Searching for the right approach
There's a long history of using cell therapy as a treatment for Parkinson's. About four decades ago, scientists at the University of Lund in Sweden developed a method in which they transferred parts of fetal brain tissue to patients with Parkinson's so that their nerve cells would produce dopamine. Many benefited, and some were able to stop their medication. However, the use of fetal tissue was highly controversial at that time, and the tissues were difficult to obtain. Later trials in the U.S. showed that people benefited only if a significant amount of the tissue was used, and several patients experienced side effects. Eventually, the work lost momentum.
“Like many in the community, I'm aware of the long history of cell therapy,” says Taylor, the patient living with Parkinson's. “They've long had that cure over the horizon.”

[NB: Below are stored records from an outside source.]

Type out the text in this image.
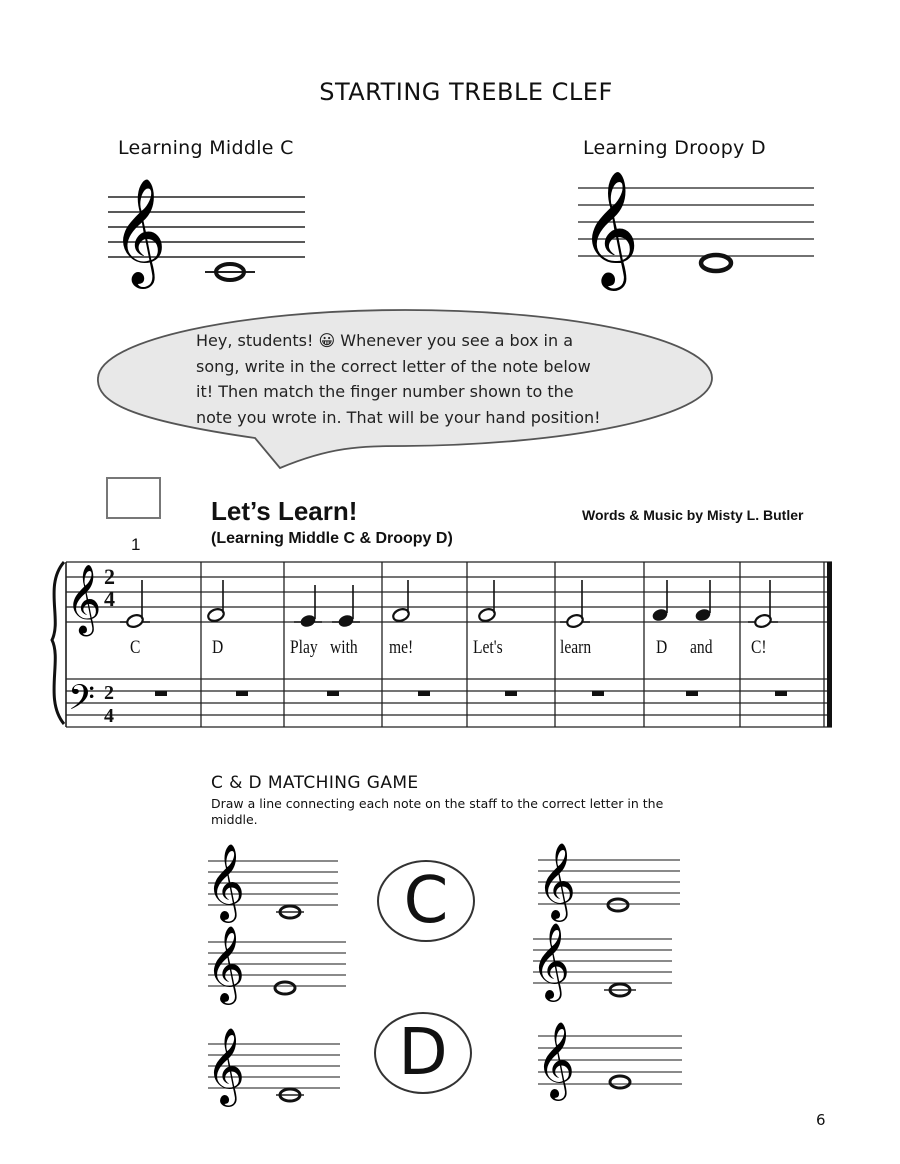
STARTING TREBLE CLEF
Learning Middle C	Learning Droopy D
𝄞	𝄞
𝄞
𝄢
𝄞
𝄞
𝄞
𝄞
𝄞
𝄞
2
4
2
4
Hey, students! 😀 Whenever you see a box in a
song, write in the correct letter of the note below
it! Then match the finger number shown to the
note you wrote in. That will be your hand position!
1
Let’s Learn!
(Learning Middle C & Droopy D)
Words & Music by Misty L. Butler
C	D	Play with me!	Let's	learn	D and C!
C & D MATCHING GAME
Draw a line connecting each note on the staff to the correct letter in the middle.
C
D
6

In 2000, Lorenz Studer led a team at the Memorial Sloan Kettering Centre, in New York, to find the chemical signals needed to get stem cells to differentiate into cells that release dopamine. Back then, the team managed to make cells that produced some dopamine, but they led to only limited improvements in animals. About a decade later, in 2011, Studer and his team found the specific signals needed to guide embryonic cells to become the right kind of dopamine producing cells. Their experiments in mice, rats and monkeys showed that their implanted cells had a significant impact, restoring lost movement.
Studer then co-founded BlueRock Therapeutics in 2016. Forming the most effective stem cells has been one of the biggest challenges, says Enayetallah, the BlueRock VP. “It's taken a lot of effort and investment to manufacture and make the cells at the right scale under the right conditions.” The team is now using cells that were first isolated in 1998 at the University of Wisconsin, a major advantage because they’re available in a virtually unlimited supply.
Other efforts underway
In the past several years, University of Lund researchers have begun to collaborate with the University of Cambridge on a project to use embryonic stem cells, similar to BlueRock’s approach. They began clinical trials this year.

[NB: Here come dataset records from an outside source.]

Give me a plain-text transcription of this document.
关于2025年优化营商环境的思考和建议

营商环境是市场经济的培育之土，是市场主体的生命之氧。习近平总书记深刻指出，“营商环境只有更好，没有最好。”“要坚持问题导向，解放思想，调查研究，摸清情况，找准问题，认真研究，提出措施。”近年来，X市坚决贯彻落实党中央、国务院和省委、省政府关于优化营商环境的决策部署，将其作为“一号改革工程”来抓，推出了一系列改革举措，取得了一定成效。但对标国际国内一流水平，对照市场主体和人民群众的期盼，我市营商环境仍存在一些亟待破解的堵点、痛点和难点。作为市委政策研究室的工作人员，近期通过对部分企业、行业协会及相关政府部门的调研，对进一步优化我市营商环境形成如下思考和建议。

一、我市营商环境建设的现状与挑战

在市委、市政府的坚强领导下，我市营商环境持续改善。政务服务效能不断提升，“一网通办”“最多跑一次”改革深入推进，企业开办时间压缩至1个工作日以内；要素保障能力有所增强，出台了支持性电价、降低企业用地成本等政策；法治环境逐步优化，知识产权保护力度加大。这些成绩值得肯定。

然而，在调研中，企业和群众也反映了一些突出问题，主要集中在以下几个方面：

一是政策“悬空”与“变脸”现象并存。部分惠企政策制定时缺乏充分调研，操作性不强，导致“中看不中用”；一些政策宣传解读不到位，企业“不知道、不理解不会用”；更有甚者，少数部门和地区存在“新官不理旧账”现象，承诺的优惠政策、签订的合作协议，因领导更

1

A company in Japan called Sumitomo is using a different strategy; instead of stem cells from embryos, they’re reprogramming adults' blood or skin cells into induced pluripotent stem cells - meaning they can turn into any cell type - and then directing them into dopamine producing neurons. Although Sumitomo started clinical trials earlier than BlueRock, they haven’t yet revealed any results.
“It's a rapidly evolving field,” says Emma Lane, a pharmacologist at the University of Cardiff who researches clinical interventions for Parkinson’s. “But BlueRock’s trial is the first full phase 1 trial to report such positive findings with stem cell based therapies.” The company’s upcoming phase 2 research will be critical to show how effectively the therapy can improve disease symptoms, she added.
The cure over the horizon
BlueRock will continue to look at data from patients in the phase 1 trial to monitor the treatment’s effects over a two-year period. Meanwhile, the team is planning the phase 2 trial with more participants, including a placebo group.

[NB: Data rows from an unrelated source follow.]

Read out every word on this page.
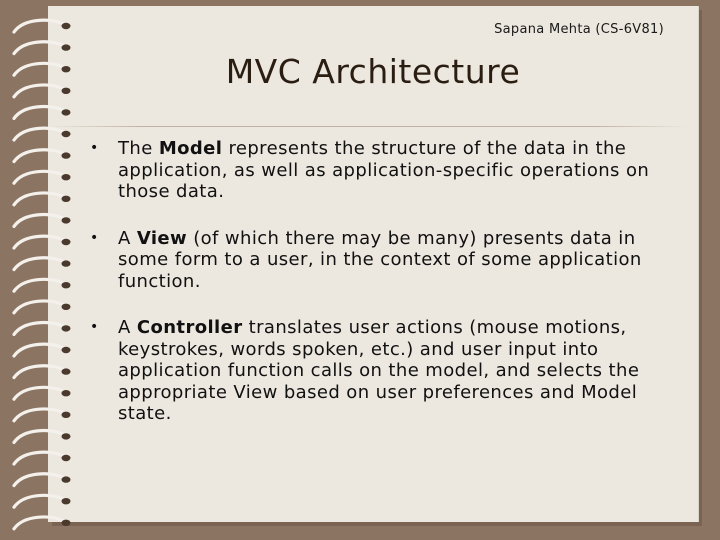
Sapana Mehta (CS-6V81)
MVC Architecture
• The Model represents the structure of the data in the application, as well as application-specific operations on those data.
• A View (of which there may be many) presents data in some form to a user, in the context of some application function.
• A Controller translates user actions (mouse motions, keystrokes, words spoken, etc.) and user input into application function calls on the model, and selects the appropriate View based on user preferences and Model state.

For patients with Parkinson’s like Martin Taylor, the therapy offers some hope, though Taylor recognizes that more research is needed.
“Like many in the community, I'm aware of the long history of cell therapy,” he says. “They've long had that cure over the horizon.” His expectations are somewhat guarded, he says, but, “it's certainly positive to see…movement in the field again.”
"If we can demonstrate what we’re seeing today in a more robust study, that would be great,” Enayetallah says. “At the end of the day, we want to address that unmet need in a field that's been waiting for a long time.”